We have known Norma Somers for over fifty years and last week I found that she once lived in downtown White Center.
At the time, the town was only about two blocks long but it was a busy crossroad. She was a young mother with two kids; she and her husband both worked at Boeing and rented a house from Art Mullen on 15th SW.
Mullen was somewhat of a pioneer, having arrived there around 1915, accumulated some acreage and opened a business.
When I arrived he was chairman of the Southwest suburban sewer district and instrumental in building the first sewage treatment plant for the Highline district at the mouth of Salmon Creek.
Norma went to Cleveland High and at age 18 she worked for Boeing as an Aero Mechanic, working on the B-17 airplane at Plant Two in a shop under the approach to the bridge crossing the Duwamish River. She was assigned to work rust proofing landing-gear assemblies.
That bridge is now closed but will hopefully reopen when King County and Seattle find the money.
I was working as an electrician in Shop 206 on the second floor right above Norma where we assembled instrument panels for B-17 bombers. I had no inkling she existed one floor below.
But she also had no inkling that one of her fellow workers was me sailing paper airplanes out of a window that often crashed on the bridge. (On lunch hour, boss.)

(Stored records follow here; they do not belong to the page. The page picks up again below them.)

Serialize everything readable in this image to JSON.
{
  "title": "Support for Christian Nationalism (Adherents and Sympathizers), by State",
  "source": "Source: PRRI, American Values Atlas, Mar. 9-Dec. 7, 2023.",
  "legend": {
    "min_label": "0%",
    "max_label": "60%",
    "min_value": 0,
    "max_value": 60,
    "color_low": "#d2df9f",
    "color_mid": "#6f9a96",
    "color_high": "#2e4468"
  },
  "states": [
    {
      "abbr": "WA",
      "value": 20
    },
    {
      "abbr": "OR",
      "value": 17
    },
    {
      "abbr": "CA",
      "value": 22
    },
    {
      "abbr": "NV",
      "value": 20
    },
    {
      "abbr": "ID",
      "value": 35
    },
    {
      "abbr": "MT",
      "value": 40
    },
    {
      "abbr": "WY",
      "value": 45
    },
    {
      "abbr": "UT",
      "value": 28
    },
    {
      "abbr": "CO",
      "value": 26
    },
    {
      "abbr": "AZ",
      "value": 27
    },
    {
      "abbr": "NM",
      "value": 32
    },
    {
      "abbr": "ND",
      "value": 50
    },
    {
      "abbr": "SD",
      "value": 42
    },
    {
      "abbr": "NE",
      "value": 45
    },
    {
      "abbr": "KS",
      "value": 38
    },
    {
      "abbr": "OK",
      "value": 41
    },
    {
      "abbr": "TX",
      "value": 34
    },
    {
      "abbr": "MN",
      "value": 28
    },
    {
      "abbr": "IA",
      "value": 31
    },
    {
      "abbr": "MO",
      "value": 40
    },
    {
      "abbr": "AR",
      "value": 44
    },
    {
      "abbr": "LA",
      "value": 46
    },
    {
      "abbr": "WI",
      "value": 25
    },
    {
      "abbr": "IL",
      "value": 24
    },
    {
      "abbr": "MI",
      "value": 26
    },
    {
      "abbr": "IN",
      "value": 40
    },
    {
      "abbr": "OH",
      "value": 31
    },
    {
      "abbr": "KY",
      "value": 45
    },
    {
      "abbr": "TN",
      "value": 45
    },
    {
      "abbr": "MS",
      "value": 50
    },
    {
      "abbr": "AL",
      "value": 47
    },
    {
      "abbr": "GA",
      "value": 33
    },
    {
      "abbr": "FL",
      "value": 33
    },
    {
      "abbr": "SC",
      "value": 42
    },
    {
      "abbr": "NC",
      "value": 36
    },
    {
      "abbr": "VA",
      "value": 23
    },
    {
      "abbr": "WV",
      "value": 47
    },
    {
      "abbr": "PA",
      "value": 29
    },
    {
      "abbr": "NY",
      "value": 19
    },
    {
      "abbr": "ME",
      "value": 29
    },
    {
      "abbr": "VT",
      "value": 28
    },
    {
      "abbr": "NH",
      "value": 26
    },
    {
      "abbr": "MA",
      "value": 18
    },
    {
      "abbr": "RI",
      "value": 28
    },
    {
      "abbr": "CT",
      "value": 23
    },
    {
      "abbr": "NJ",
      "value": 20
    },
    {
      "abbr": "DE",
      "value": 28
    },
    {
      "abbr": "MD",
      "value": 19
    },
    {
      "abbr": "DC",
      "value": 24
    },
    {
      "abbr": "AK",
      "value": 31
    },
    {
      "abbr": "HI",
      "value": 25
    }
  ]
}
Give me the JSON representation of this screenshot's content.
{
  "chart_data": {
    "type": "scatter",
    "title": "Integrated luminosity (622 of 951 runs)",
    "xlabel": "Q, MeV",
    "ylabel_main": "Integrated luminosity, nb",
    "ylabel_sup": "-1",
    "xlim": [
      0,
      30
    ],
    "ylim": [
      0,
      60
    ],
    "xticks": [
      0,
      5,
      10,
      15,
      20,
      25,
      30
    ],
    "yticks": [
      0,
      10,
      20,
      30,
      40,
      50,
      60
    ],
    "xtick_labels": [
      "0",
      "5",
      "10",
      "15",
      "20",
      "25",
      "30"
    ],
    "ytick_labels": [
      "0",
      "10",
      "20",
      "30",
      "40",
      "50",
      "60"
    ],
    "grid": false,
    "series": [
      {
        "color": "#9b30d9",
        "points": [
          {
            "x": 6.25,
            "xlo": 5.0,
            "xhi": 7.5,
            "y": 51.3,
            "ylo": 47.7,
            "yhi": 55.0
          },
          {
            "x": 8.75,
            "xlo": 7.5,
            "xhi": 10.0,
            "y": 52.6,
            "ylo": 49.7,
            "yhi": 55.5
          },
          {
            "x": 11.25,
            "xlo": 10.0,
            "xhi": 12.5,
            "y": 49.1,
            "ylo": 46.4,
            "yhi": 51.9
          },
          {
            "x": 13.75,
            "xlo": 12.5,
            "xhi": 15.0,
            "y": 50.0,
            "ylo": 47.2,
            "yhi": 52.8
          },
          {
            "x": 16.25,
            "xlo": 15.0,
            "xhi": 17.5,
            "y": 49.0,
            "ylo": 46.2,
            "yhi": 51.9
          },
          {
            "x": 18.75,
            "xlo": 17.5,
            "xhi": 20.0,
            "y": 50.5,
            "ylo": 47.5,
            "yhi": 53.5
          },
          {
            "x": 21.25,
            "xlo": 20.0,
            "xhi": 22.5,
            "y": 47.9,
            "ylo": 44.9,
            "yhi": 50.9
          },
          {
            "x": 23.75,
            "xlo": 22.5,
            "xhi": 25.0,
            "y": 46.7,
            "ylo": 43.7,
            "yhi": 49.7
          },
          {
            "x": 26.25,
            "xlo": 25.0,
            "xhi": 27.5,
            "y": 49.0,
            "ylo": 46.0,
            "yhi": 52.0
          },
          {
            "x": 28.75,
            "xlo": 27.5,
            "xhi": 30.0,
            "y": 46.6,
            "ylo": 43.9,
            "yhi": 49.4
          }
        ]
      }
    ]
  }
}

And I doubt the paper planes ever did damage the structure. That bridge just plain wore out.
I did not even meet Norma till years later when she was working in a Des Moines market her husband had built with his own hands and I tried to sell him advertising. The store was on the main drag and recently became a sports bar.
He went on to build a much bigger store in Des Moines many years later that is now a Red Robin hamburger spot.
She knew John Somers long before they went on to build and operate their successful bunch of supermarkets.
Each drove a bus for several years after the big war. She drove for Suburban Transportation and he drove for competing Furze Bus lines.
After she had divorced her first husband, Johnny talked her into marriage and together they built a successful Thriftway stores grocery chain.
They operated the stores for many years in Kent, Auburn, Federal Way and Smokey Point and sold them and retired.